Killeen asked if there was a problem. She pointed to the Mentos logo on the company jacket he was wearing. “Mentos?” she spat. “I hate those commercials. They’re so cornball! So stupid!”

It was not the first time Killeen had heard such a strong, visceral reaction to the ad campaign he helped devise. Beginning in 1992, the Netherlands-based confectioners had stormed the States with a series of inexplicably odd television spots that featured an earwig of a song (“Fresh Goes Better”), hammy acting, and a general sense that the ads were trying to approximate American culture rather than actually be a part of it—not unlike a robot mimicking the emotions of its human counterparts.

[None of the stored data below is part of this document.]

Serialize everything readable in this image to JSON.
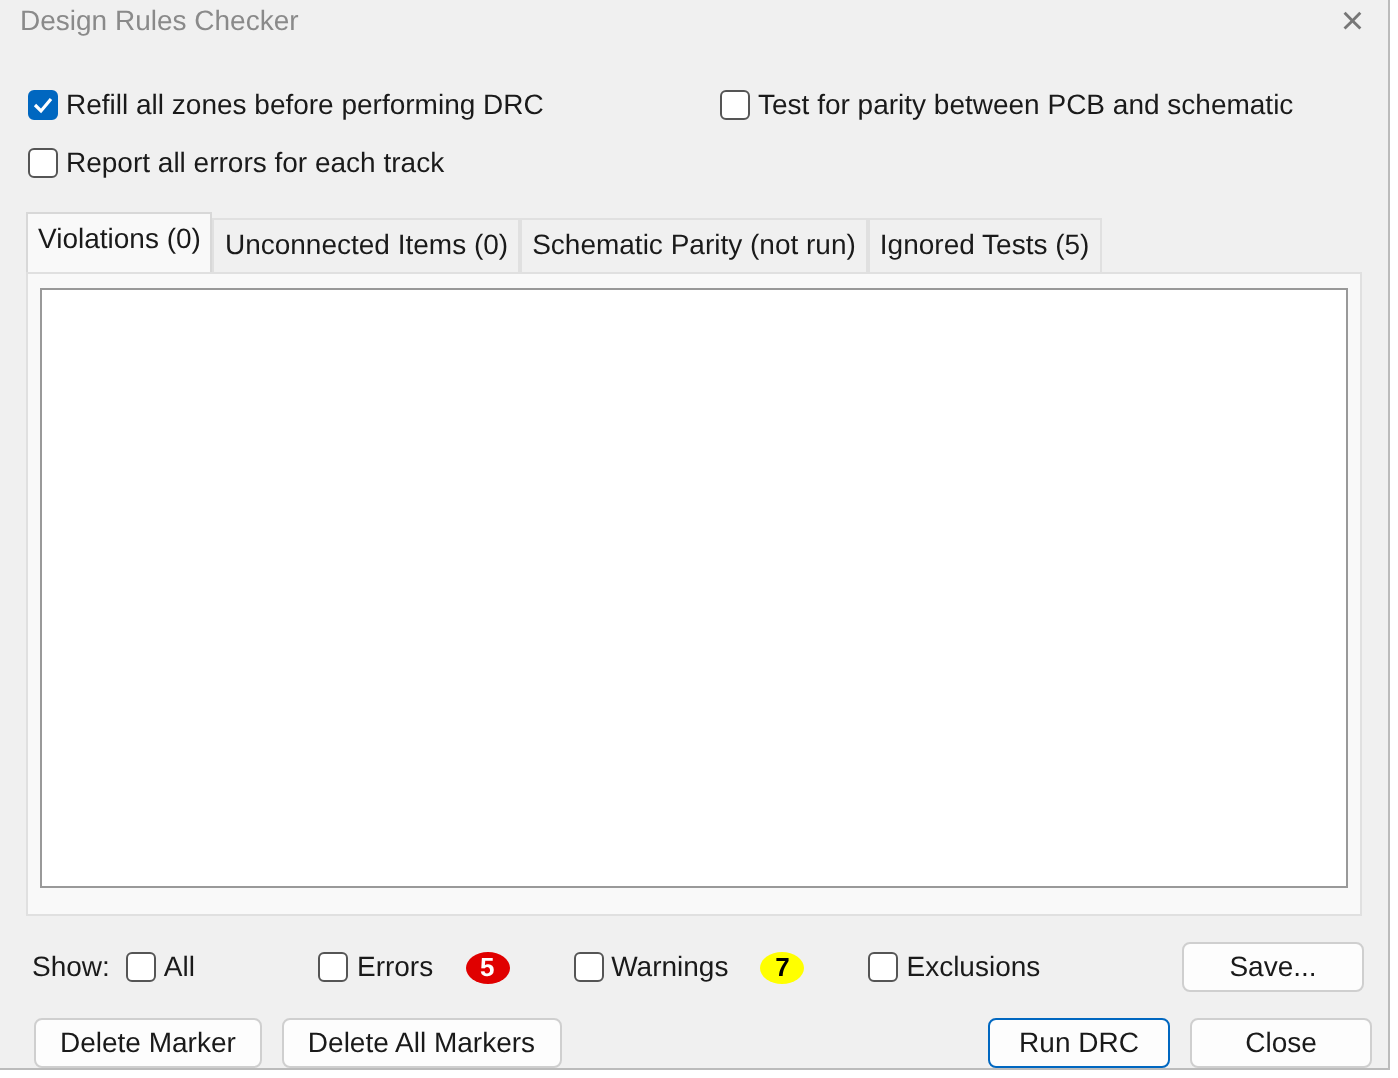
{
  "window": {
    "title": "Design Rules Checker",
    "close": "×"
  },
  "options": [
    {
      "label": "Refill all zones before performing DRC",
      "checked": true
    },
    {
      "label": "Test for parity between PCB and schematic",
      "checked": false
    },
    {
      "label": "Report all errors for each track",
      "checked": false
    }
  ],
  "tabs": [
    {
      "label": "Violations (0)",
      "selected": true
    },
    {
      "label": "Unconnected Items (0)",
      "selected": false
    },
    {
      "label": "Schematic Parity (not run)",
      "selected": false
    },
    {
      "label": "Ignored Tests (5)",
      "selected": false
    }
  ],
  "show": {
    "label": "Show:",
    "filters": [
      {
        "label": "All",
        "checked": false
      },
      {
        "label": "Errors",
        "checked": false,
        "count": "5",
        "color": "#e00000"
      },
      {
        "label": "Warnings",
        "checked": false,
        "count": "7",
        "color": "#ffff00"
      },
      {
        "label": "Exclusions",
        "checked": false
      }
    ]
  },
  "save_button": "Save...",
  "buttons": [
    {
      "label": "Delete Marker",
      "default": false
    },
    {
      "label": "Delete All Markers",
      "default": false
    },
    {
      "label": "Run DRC",
      "default": true
    },
    {
      "label": "Close",
      "default": false
    }
  ]
}
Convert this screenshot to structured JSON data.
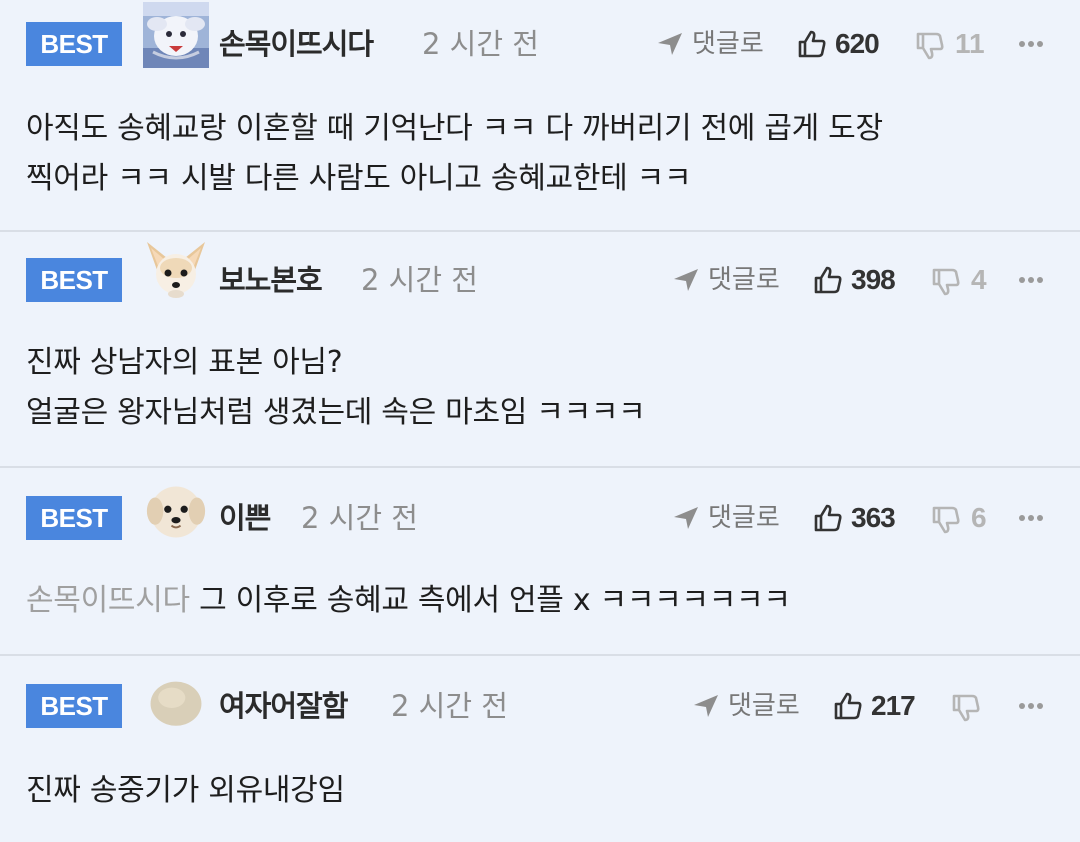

Some people loved the ads; a lot of people didn’t. (In 1994, USA Today voted it one of the worst advertising campaigns.) But the ads did what they were supposed to do. In 1991, Van Melle sold $20 million worth of the hard candies. In 1994, that number doubled to $40 million. By 1996, it had tripled to $120 million. By either design or accident, Mentos became a leader in the sweets industry by producing commercials that were almost incomprehensibly stupid.

It was during a train ride to Poland in 1932 that brothers Michael and Pierre van Melle originally had the inspiration to develop and market a peppermint-flavored caramel candy. Calling the bite-sized pieces Mentos, Van Melle began exporting them in the 1950s; in 1972, Mentos arrived stateside.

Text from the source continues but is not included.